Spoilers for Deadpool 2 below.
In 1999, writer Gail Simone coined one of the most enduring phrases of modern pop-culture analysis: “women in refrigerators.” Now a beloved comics writer, Simone was, at the time, just a fan and critic, and she was upset about a recent Green Lantern story line. It had featured GL’s girlfriend being murdered and stuffed into a refrigerator by a supervillain. Simone didn’t like writer Ron Marz’s storytelling decision, but also saw it as part of a larger phenomenon in fiction. She and her supporters felt that, all too often, female characters are killed off solely in order to give a male hero the motivation to get even. Since then, despite greater awareness of this trope, the practice of “fridging” women remains prominent in film, television, and print.
Case in point: this weekend’s Deadpool 2. In its opening minutes, the fourth-wall-breaking title character (Ryan Reynolds) watches as his lady love, Vanessa (Morena Baccarin), is killed by a vengeful gangster. The rest of the movie is powered in no small part by DP’s grief over her loss. Later, we learn that time-traveling desperado Cable (Josh Brolin) is similarly motivated, seeking lethal retribution from the person who killed his wife and daughter. Both Deadpool and Cable convey their bereavement in ways that are surprisingly touching, but the fact remains that the plot is fueled by the taking of three female souls, none of whom have much in the way of agency over their fates.

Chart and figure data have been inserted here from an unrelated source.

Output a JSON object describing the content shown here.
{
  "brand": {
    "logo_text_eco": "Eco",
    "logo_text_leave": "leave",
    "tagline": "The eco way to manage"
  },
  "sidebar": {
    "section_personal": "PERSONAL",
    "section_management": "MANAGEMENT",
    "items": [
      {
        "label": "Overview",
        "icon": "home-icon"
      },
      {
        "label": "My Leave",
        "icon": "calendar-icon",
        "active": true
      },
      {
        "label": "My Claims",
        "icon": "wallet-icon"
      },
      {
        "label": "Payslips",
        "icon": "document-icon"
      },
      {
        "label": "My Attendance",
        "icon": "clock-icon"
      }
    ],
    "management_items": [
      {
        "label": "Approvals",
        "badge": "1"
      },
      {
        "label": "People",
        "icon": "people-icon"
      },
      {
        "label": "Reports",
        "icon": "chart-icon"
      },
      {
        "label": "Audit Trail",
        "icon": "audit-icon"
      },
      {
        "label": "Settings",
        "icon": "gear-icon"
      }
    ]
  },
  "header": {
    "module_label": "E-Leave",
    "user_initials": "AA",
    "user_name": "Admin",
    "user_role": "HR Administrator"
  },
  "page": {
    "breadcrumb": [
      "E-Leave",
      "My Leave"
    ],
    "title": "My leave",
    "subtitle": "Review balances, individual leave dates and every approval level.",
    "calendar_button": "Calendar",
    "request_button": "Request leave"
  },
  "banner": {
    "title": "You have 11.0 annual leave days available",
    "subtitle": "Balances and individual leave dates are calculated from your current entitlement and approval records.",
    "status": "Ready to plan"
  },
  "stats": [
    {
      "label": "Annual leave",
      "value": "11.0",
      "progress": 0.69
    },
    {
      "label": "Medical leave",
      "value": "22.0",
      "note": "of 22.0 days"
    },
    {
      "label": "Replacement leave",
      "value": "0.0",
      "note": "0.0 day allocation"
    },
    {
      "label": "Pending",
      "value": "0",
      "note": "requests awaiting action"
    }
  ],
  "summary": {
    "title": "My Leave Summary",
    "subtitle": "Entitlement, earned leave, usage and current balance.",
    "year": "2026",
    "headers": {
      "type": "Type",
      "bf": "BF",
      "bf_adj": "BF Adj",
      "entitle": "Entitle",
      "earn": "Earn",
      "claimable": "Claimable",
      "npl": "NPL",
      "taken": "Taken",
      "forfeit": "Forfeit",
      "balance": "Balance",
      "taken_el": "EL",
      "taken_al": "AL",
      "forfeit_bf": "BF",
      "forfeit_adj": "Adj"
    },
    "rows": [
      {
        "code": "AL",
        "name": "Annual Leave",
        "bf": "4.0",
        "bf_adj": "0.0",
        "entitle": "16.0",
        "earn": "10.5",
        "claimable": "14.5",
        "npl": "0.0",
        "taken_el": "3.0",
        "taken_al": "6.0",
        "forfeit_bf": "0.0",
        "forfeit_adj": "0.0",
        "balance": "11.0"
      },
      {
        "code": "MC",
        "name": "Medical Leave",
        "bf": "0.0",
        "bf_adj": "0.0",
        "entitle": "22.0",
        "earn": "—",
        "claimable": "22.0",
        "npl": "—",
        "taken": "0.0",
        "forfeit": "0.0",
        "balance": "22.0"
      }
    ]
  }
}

Screenwriters Rhett Reese and Paul Wernick, who co-wrote the script alongside Ryan Reynolds, admit that they could have been more cognizant about those story decisions. When asked whether they worried about being criticized for fridging Cable’s family and Vanessa, Reese tells Vulture, “I would say no, we didn’t even think about it. And that was maybe our mistake, not to think about it. But it didn’t really even occur to us.” Indeed, they weren’t aware of this genre of criticism. “We didn’t know what fridging was,” Reese says.
It didn’t have to be this way. There was a road not traveled, one with less violence toward women. “In the very first drafts of the script, Vanessa didn’t die,” Reese continues. “She ended up breaking up with Deadpool, and he was trying to earn her back. Then I think at some point somebody just said, ‘Y’know, Deadpool kind of works best when he’s had everything taken away from him, when he suffers.’ So the thought was maybe we can really, really engender great suffering for him by having his line of work be the thing that costs Vanessa her life.”
They felt comfortable with these plot points in no small part because they technically get reversed by the end of the final reel. First, Cable succeeds in averting his dark future and learns that his wife and daughter’s lives have been saved, though he has to stay in the present because his time-travel device doesn’t have any juice left in it. In a mid-credits scene, the device is powered up again and DP ventures through the time stream to right various wrongs, including preventing Vanessa’s death.
“We always had in our back pocket that we could always bring [Vanessa] back if necessary,” says Reese. “So, we ran with that. And maybe that’s a sexist thing. I don’t know. And maybe some women will have an issue with that. I don’t know. I don’t think that that’ll be a large concern, but it didn’t even really occur to us.”
Wernick hopes viewers will understand why they made the call that they did. “I would say, in our defense, the only thing that really is important, the only thing that Deadpool cares about, is Vanessa,” he says. “So if you’re doing a movie where you are trying to get Deadpool at his lowest, to take away everything from Deadpool at the very beginning, the only thing to really take away from him is Vanessa.”
He doesn’t see it as a gendered choice. “I know it wasn’t consciously sexist,” Wernick adds. “It may appear that way as the film progresses and Cable loses his family as well, but again, the desire was to give a motivation to both Cable and to Deadpool, and have it be a parallel motivation that they both lost their family, and they’re both trying to kind of find their way in the world without them.”
Both men take comfort in the fact that they think the movie is, on balance, good to its women. “I also think we definitely paid attention to trying to fill the movie with a diverse group of strong female characters, interesting, different female characters,” says Reese. “Whether it’s Domino, or Negasonic Teenage Warhead — and Vanessa, herself, obviously, is certainly that. So we’ve definitely made a point of not having this just be a testosterone-fueled thing.”